Reset the FPU environment
fninit
Store an interesting constant that we will re-use muliple times:
fld a ; (st0) a
fadd st0 ; (st0) a + a == 2a
Calculating D = b^2 - 4ac
fld b ; (st0) b (st1) 2a
fmul st0 ; (st0) b * b == b^2 (st1) 2a
fld c ; (st0) c (st1) b^2 (st2) 2a
fmul st2 ; (st0) c * 2a == 2ac (st1) b^2 (st2) 2a
fadd st0 ; (st0) 2ac + 2ac == 4ac (st1) b^2 (st2) 2a
fsubp ; (st0) b^2 - 4ac == D (st1) 2a
Here we need to test if D is not negative because no roots exist for D<0.
ftst ; This compares st0 to 0.0 and sets flags C3, C2, and C0
fnstsw ax ; Copies those flags to AX
sahf ; Copies those flags to EFLAGS
jp IsUnordered ; This should not happen
jc IsNegative ; This is very possible
We can take the square root only if D is not negative.

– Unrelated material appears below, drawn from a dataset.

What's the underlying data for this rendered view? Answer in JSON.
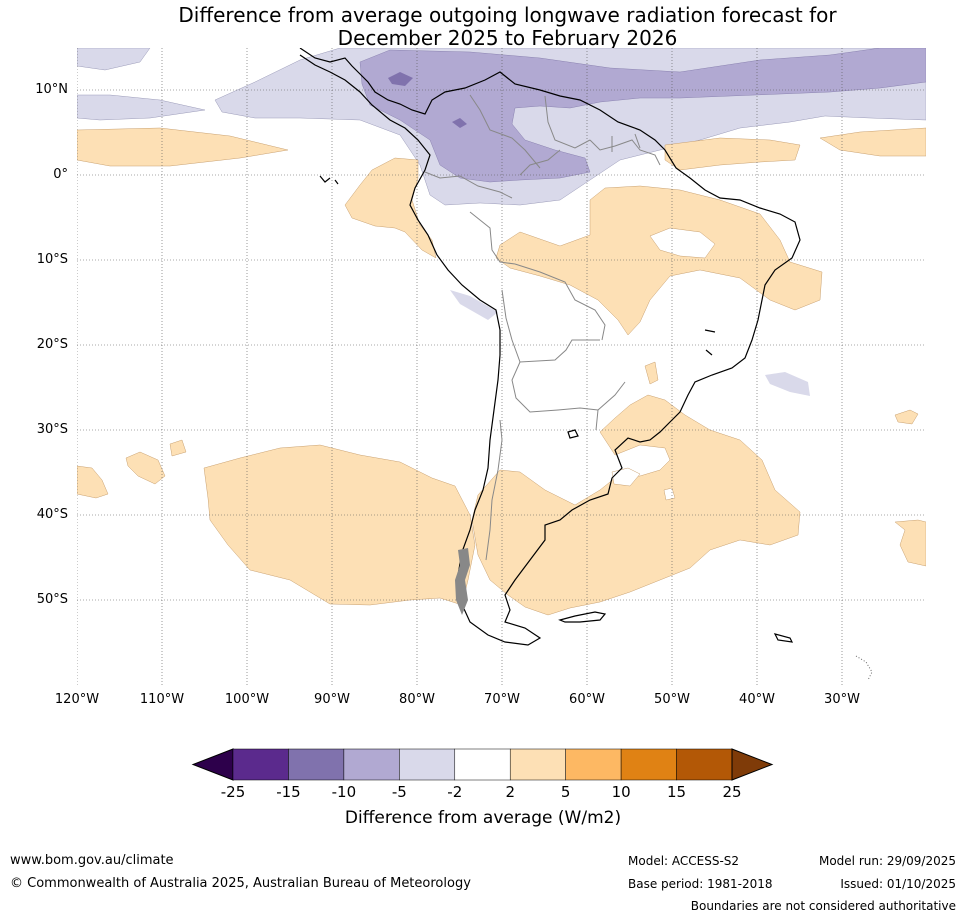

fsqrt ; (st0) sqrt(D) (st1) 2a
Going for the 1st root R1:
fld b ; (st0) b (st1) sqrt(D) (st2) 2a
fchs ; (st0) -b (st1) sqrt(D) (st2) 2a
fsub st1 ; (st0) -b - sqrt(D) (st1) sqrt(D) (st2) 2a
fdiv st2 ; (st0) (-b - sqrt(D)) / 2a == R1 (st1) sqrt(D) (st2) 2a
Going for the 2nd root R2:
fld b ; (st0) b (st1) R1 (st2) sqrt(D) (st3) 2a
fchs ; (st0) -b (st1) R1 (st2) sqrt(D) (st3) 2a
fadd st2 ; (st0) -b - sqrt(D) (st1) R1 (st2) sqrt(D) (st3) 2a
fdiv st3 ; (st0) (-b - sqrt(D)) / 2a == R2 (st1) R1 (st2) sqrt(D) (st3) 2a
At this point the FPU register stack has only 4 entries:
st3 = 2a
st2 = sqrt(D)
st1 = R1
st0 = R2
Please note that nowhere in this code did I have to store anything back in memory. Working with the FPU is a matter of careful planning. Re-arranging an expression is often advantageous and re-using previously calculated values is always a win.